At one point I thought I was bipolar and experiencing manic episodes. I would have a panic attack and then sleep for the next 2 days because I was so worn out. Maybe I have OCD. Maybe I'm bipolar. I haven't talked to a psychologist so I can't know for sure.
>>39077020
they revolve on my imperfections and obsessing over past shit and future shit
I have some ocd tendencies. When I was younger, I would smell my hands compulsively. That lasted for I think like 3 years. Just typing that makes me want to do it again.
>>39077559
i smell my fingers a lot
>>39077634
this right here
i would do this often
>>39075624
It fucking sucks, and isn't a joking matter. I had childhood onset OCD as well. At age 12 I was burning the skin off of my hands with hot water to get rid of "germs", at age 15 I was praying every time I took a shit because my disorder make me feel like going to hell for being dirty and shitting if I didn't say sorry in a prayer (mind you, I have no religion, so it is esp. silly)
I miss out on alot of my life because I am so preoccupied with this disorder and what it makes me think and the compulsions I must carry out just to feel okay.
>>39076678
Oh anon I'm very sorry. You sound like you have it very badly. Everything, it sounds like you have. Contamination obsession, taboo/sin obsession, hoarding, the social anxiety that often goes along with it.... I hope you get some help soon, friend, if you already haven't. Stay safe, and remember you are much more than your obsessions, compulsions, and your intrusive thoughts.
>always think I dress like shit
>take 2 hours just to keep trying clothes to feel okay
>always feel lonely
>feel like I won't find someone
>keep pondering it
>try downloading apps
>get some messages
>get excited
>hours pass
>start obsessing what they are doing
>keep checking the profile
>keep messaging in fear of them not noticing the message
>constantly opening and closing the apps
>meanwhile at work trying to fill out sheets
>can't think of any of the info cause of the apps
>fear of fucking up my job
>start thinking i'll get fired
>Intrusive thoughts of failing at life start happening and conjoins with being a lone
>anxiety kicks into high gear
>start poking myself with sharp objects to settle nerves
>get worked up I pass out at home from exhaustion
I want out already
My BF has mild OCD. He lived a pretty comfy life so, he doesn't do any of the really abnormal stuff like, counting steps or overcleaning. The one OCD downside is that it makes him really obsessed over things.
I think his OCD is a blessing. It makes him very detail oriented, helped him with numbers, and his creativity is so magnificent.

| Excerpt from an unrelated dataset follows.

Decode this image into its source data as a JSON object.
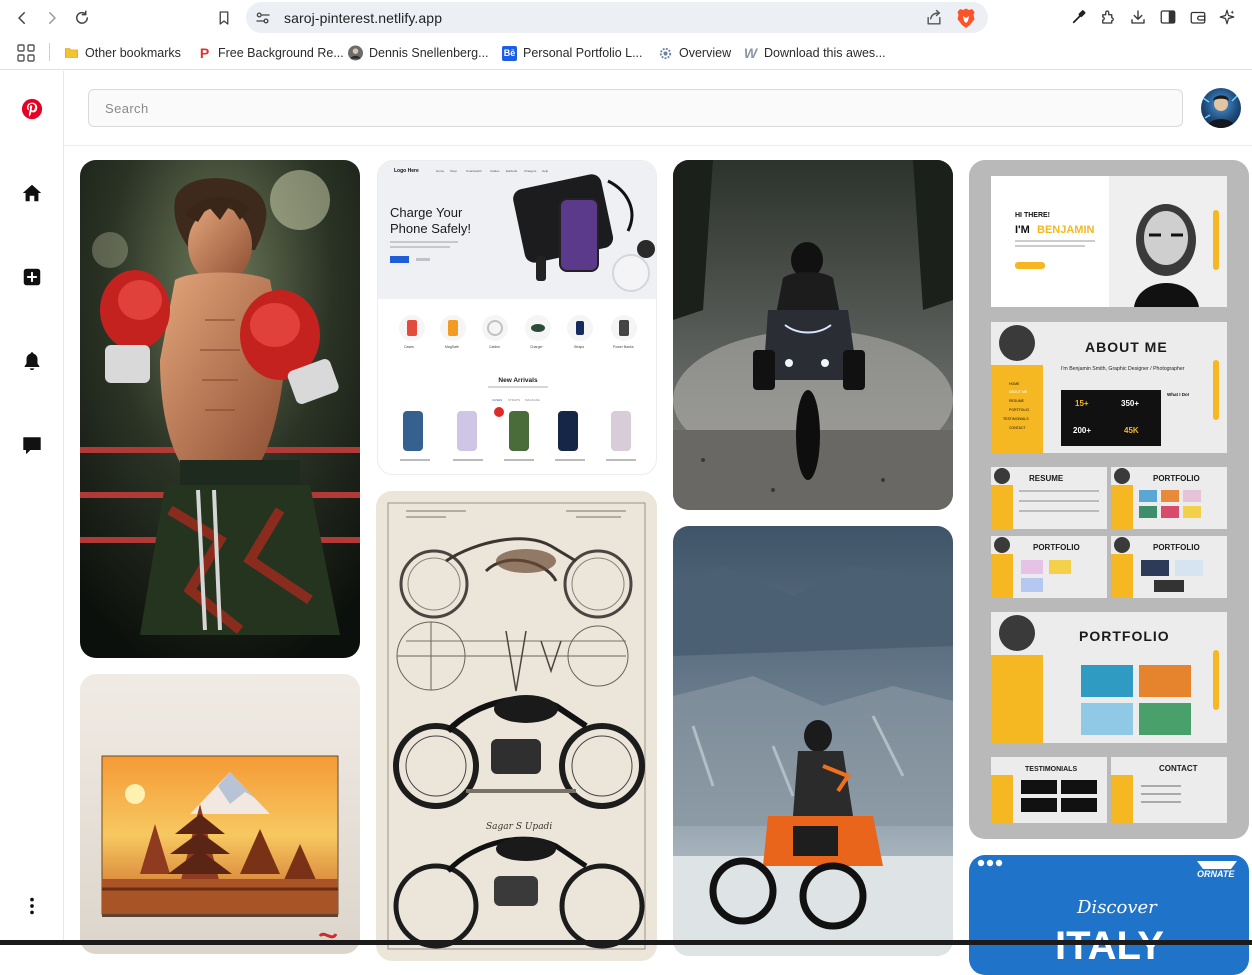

I think you guys should get help working out your bad OCD habits and learn how to harness your the wonderful gifts OCD gives you.
>>39078259
I haven't gotten help yet. Not sure if I want to take the anxiety pills. Anon I don't know what to do.
>>39075624
>3 am
>ocd starts vacuuming
>>reeeee messy anon get clothes off floor
>>there was a SPECK on the shower wall
>relative dying of cancer
>>got to go clean now bye
>etc
Fuck people with OCD. They hurt everyone around them. Worst thing is that lots of them think it makes people happy to just make everything clean around them whilst bitching about everyone making it dirty. Unplugged microwaves and shit gets annoying fast.
>>39078495
get out foul roastie
>>39078495
Ocd isn't a gift you dumb roastie cunt, yeah burning my hands with scolding hot water is so nice
>>39078495
OCD is fucking hell. Nothing about it is nice
Yesyedyesyesyesgesges
>>39075624
I hate that everything I do has to be done in powers of two or by even numbers.